То есть как? Этот господин, судя по всему, даже не зная, что К. успел побывать в санях, все равно что-то считает безобразием? Неужели безобразие уже одно то, что К. осмелился прорваться во двор?
— Как вы сюда попали? — спросил господин, но уже тише, уже на выдохе, уже смиряясь с неизбежным.
Ну что тут спрашивать? И что отвечать? Неужели вот этому господину К. обязан отчитываться в том, что его путь сюда, еще с утра исполненный стольких надежд, оказался напрасным? Вместо ответа он повернулся к саням, отворил дверцу и достал из кабинки свою шапку, второпях там позабытую. При виде коньячных капель, мерно стекающих на подножку, ему стало совсем не по себе.
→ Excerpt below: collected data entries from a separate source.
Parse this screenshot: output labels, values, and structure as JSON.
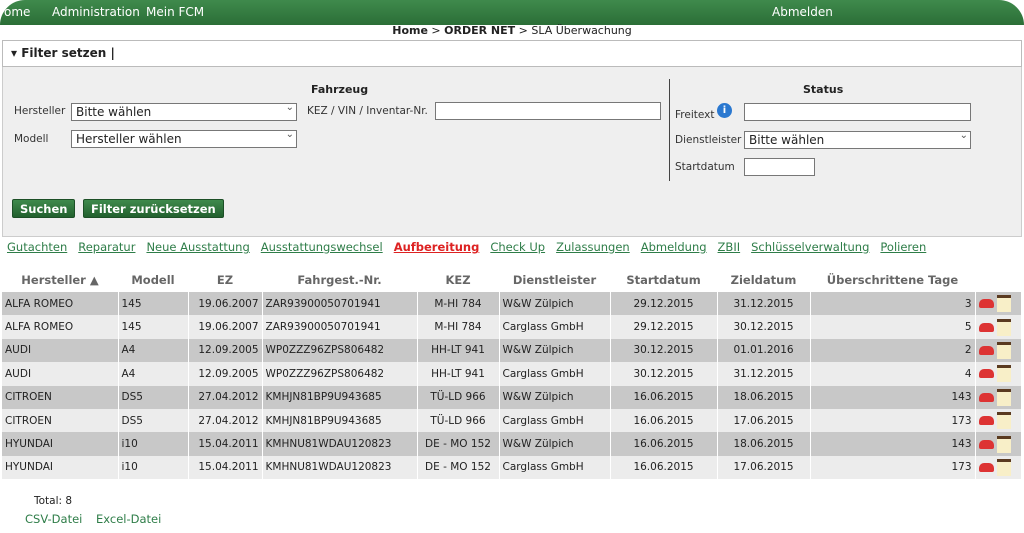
{
  "nav": {
    "items": [
      "ome",
      "Administration",
      "Mein FCM"
    ],
    "logout": "Abmelden"
  },
  "breadcrumb": {
    "home": "Home",
    "sep1": ">",
    "section": "ORDER NET",
    "sep2": ">",
    "page": "SLA Überwachung"
  },
  "filter": {
    "title": "Filter setzen |",
    "fahrzeug": {
      "heading": "Fahrzeug",
      "hersteller_label": "Hersteller",
      "hersteller_value": "Bitte wählen",
      "modell_label": "Modell",
      "modell_value": "Hersteller wählen",
      "kez_label": "KEZ / VIN / Inventar-Nr.",
      "kez_value": ""
    },
    "status": {
      "heading": "Status",
      "freitext_label": "Freitext",
      "freitext_value": "",
      "dienstleister_label": "Dienstleister",
      "dienstleister_value": "Bitte wählen",
      "startdatum_label": "Startdatum",
      "startdatum_value": ""
    },
    "search_button": "Suchen",
    "reset_button": "Filter zurücksetzen"
  },
  "tabs": [
    {
      "label": "Gutachten"
    },
    {
      "label": "Reparatur"
    },
    {
      "label": "Neue Ausstattung"
    },
    {
      "label": "Ausstattungswechsel"
    },
    {
      "label": "Aufbereitung",
      "active": true
    },
    {
      "label": "Check Up"
    },
    {
      "label": "Zulassungen"
    },
    {
      "label": "Abmeldung"
    },
    {
      "label": "ZBII"
    },
    {
      "label": "Schlüsselverwaltung"
    },
    {
      "label": "Polieren"
    }
  ],
  "table": {
    "columns": [
      "Hersteller ▲",
      "Modell",
      "EZ",
      "Fahrgest.-Nr.",
      "KEZ",
      "Dienstleister",
      "Startdatum",
      "Zieldatum",
      "Überschrittene Tage"
    ],
    "rows": [
      [
        "ALFA ROMEO",
        "145",
        "19.06.2007",
        "ZAR93900050701941",
        "M-HI 784",
        "W&W Zülpich",
        "29.12.2015",
        "31.12.2015",
        "3"
      ],
      [
        "ALFA ROMEO",
        "145",
        "19.06.2007",
        "ZAR93900050701941",
        "M-HI 784",
        "Carglass GmbH",
        "29.12.2015",
        "30.12.2015",
        "5"
      ],
      [
        "AUDI",
        "A4",
        "12.09.2005",
        "WP0ZZZ96ZPS806482",
        "HH-LT 941",
        "W&W Zülpich",
        "30.12.2015",
        "01.01.2016",
        "2"
      ],
      [
        "AUDI",
        "A4",
        "12.09.2005",
        "WP0ZZZ96ZPS806482",
        "HH-LT 941",
        "Carglass GmbH",
        "30.12.2015",
        "31.12.2015",
        "4"
      ],
      [
        "CITROEN",
        "DS5",
        "27.04.2012",
        "KMHJN81BP9U943685",
        "TÜ-LD 966",
        "W&W Zülpich",
        "16.06.2015",
        "18.06.2015",
        "143"
      ],
      [
        "CITROEN",
        "DS5",
        "27.04.2012",
        "KMHJN81BP9U943685",
        "TÜ-LD 966",
        "Carglass GmbH",
        "16.06.2015",
        "17.06.2015",
        "173"
      ],
      [
        "HYUNDAI",
        "i10",
        "15.04.2011",
        "KMHNU81WDAU120823",
        "DE - MO 152",
        "W&W Zülpich",
        "16.06.2015",
        "18.06.2015",
        "143"
      ],
      [
        "HYUNDAI",
        "i10",
        "15.04.2011",
        "KMHNU81WDAU120823",
        "DE - MO 152",
        "Carglass GmbH",
        "16.06.2015",
        "17.06.2015",
        "173"
      ]
    ]
  },
  "total": "Total: 8",
  "exports": [
    "CSV-Datei",
    "Excel-Datei"
  ],
  "colors": {
    "nav_green": "#2f7a3e",
    "link_green": "#2e7d48",
    "active_red": "#dd2222",
    "row_dark": "#c8c8c8",
    "row_light": "#ececec"
  }
}
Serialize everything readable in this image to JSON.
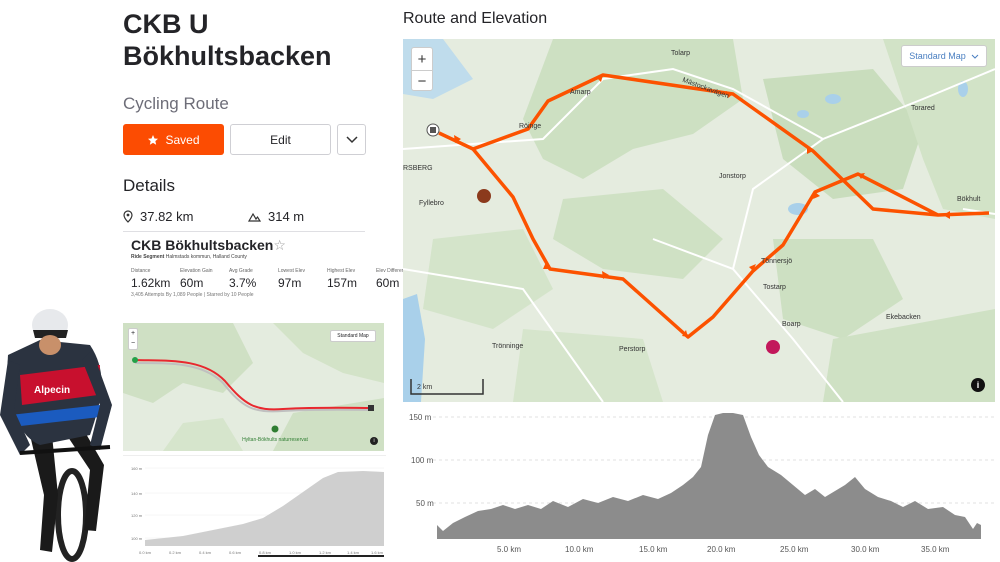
{
  "route": {
    "title": "CKB U Bökhultsbacken",
    "type": "Cycling Route",
    "saved_label": "Saved",
    "edit_label": "Edit",
    "details_heading": "Details",
    "distance": "37.82 km",
    "elevation": "314 m"
  },
  "segment": {
    "title": "CKB Bökhultsbacken",
    "star": "☆",
    "subtitle_bold": "Ride Segment",
    "subtitle_rest": " Halmstads kommun, Halland County",
    "stats": [
      {
        "label": "Distance",
        "value": "1.62km"
      },
      {
        "label": "Elevation Gain",
        "value": "60m"
      },
      {
        "label": "Avg Grade",
        "value": "3.7%"
      },
      {
        "label": "Lowest Elev",
        "value": "97m"
      },
      {
        "label": "Highest Elev",
        "value": "157m"
      },
      {
        "label": "Elev Difference",
        "value": "60m"
      }
    ],
    "footer": "3,405 Attempts By 1,089 People | Starred by 10 People",
    "map_type": "Standard Map",
    "poi_label": "Hyltan-Bökhults naturreservat",
    "elev_ylabels": [
      "160 m",
      "140 m",
      "120 m",
      "100 m"
    ],
    "elev_xlabels": [
      "0.0 km",
      "0.2 km",
      "0.4 km",
      "0.6 km",
      "0.8 km",
      "1.0 km",
      "1.2 km",
      "1.4 km",
      "1.6 km"
    ]
  },
  "main": {
    "section_title": "Route and Elevation",
    "map_type": "Standard Map",
    "zoom_in": "+",
    "zoom_out": "−",
    "scale": "2 km",
    "places": [
      {
        "name": "Tolarp"
      },
      {
        "name": "Amarp"
      },
      {
        "name": "Mästockavägen"
      },
      {
        "name": "Röinge"
      },
      {
        "name": "Torared"
      },
      {
        "name": "RSBERG"
      },
      {
        "name": "Jonstorp"
      },
      {
        "name": "Bökhult"
      },
      {
        "name": "Fyllebro"
      },
      {
        "name": "Tönnersjö"
      },
      {
        "name": "Tostarp"
      },
      {
        "name": "Ekebacken"
      },
      {
        "name": "Boarp"
      },
      {
        "name": "Trönninge"
      },
      {
        "name": "Perstorp"
      }
    ],
    "elev_ylabels": [
      "150 m",
      "100 m",
      "50 m"
    ],
    "elev_xlabels": [
      "5.0 km",
      "10.0 km",
      "15.0 km",
      "20.0 km",
      "25.0 km",
      "30.0 km",
      "35.0 km"
    ]
  },
  "colors": {
    "accent": "#fc4c02",
    "route": "#fc5200",
    "elevation_fill": "#8c8c8c",
    "map_green": "#cfe0c4",
    "water": "#a9d0ea"
  }
}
Потом он снова повернулся к господину, уже не боясь показать, что побывал в санях, раз это, как выясняется, отнюдь не самое страшное прегрешение, и если его спросят, — правда, только если спросят, — он не умолчит, что по меньшей мере открыть дверцу его подбил кучер. Самое же страшное было, что господин застал его врасплох: у К. не хватило времени от него укрыться, чтобы спокойно дождаться Кламма, и в санях остаться не хватило духу, захлопнуть дверцу и там, в тепле и мехах, дожидаться Кламма или по крайней мере отсидеться, пока господин, покрутившись во дворе, сам не уйдет. Правда, невозможно знать заранее — а вдруг бы тогда и сам Кламм вышел, в таком случае, конечно, куда приличнее было встретить его здесь, ожидая возле саней. Да, многое можно было обдумать и учесть заранее, а теперь-то уж что думать, когда всему конец.
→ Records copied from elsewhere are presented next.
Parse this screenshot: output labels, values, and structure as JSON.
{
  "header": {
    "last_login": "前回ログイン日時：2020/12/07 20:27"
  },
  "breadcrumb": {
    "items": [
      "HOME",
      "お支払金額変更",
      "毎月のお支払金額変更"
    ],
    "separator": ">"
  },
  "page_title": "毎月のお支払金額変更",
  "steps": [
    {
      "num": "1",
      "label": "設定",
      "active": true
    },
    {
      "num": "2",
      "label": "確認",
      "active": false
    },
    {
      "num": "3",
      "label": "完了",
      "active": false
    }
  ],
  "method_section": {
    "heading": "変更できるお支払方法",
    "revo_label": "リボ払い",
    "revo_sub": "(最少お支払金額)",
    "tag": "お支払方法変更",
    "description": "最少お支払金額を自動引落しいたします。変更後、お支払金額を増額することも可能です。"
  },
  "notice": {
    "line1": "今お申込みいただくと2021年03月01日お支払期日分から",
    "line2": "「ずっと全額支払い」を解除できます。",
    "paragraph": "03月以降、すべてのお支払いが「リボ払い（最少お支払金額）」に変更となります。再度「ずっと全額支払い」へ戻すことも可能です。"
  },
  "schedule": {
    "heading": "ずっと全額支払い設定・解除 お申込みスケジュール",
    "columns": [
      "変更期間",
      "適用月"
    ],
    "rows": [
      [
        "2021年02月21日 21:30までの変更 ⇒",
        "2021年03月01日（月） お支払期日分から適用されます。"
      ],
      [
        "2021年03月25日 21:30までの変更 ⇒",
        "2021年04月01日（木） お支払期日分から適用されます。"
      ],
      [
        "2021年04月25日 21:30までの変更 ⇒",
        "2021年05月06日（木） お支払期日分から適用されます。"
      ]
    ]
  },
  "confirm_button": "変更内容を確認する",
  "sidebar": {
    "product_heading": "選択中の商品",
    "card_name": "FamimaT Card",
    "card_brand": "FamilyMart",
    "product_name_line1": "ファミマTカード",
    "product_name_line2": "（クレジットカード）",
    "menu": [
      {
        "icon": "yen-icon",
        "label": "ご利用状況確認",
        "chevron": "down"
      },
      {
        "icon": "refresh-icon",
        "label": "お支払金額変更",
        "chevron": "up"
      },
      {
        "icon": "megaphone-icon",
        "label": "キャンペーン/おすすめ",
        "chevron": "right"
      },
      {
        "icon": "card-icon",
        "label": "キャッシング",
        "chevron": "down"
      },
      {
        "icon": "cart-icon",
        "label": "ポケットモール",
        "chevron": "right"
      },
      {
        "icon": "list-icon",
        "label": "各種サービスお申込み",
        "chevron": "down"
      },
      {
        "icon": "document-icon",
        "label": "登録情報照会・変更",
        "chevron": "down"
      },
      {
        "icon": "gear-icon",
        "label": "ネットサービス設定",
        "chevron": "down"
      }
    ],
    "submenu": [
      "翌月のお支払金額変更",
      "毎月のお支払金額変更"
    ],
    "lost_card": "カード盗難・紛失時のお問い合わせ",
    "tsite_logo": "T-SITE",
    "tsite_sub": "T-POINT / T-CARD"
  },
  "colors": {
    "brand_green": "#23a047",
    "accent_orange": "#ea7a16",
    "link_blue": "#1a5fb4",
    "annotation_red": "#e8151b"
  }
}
— Пройдемте со мной, — распорядился господин не то чтобы приказным тоном, но приказ был не в словах, а в коротком, нарочито равнодушном мановении руки, которым он свои слова сопроводил.
— Я тут жду кое-кого, — ответил К., впрочем, без всякой надежды на успех, скорее просто так, лишь бы что-то возразить.
— Пройдемте, — повторил господин все тем же невозмутимым тоном, словно желая показать: он и не сомневался ничуть, что К. ждет кого-то.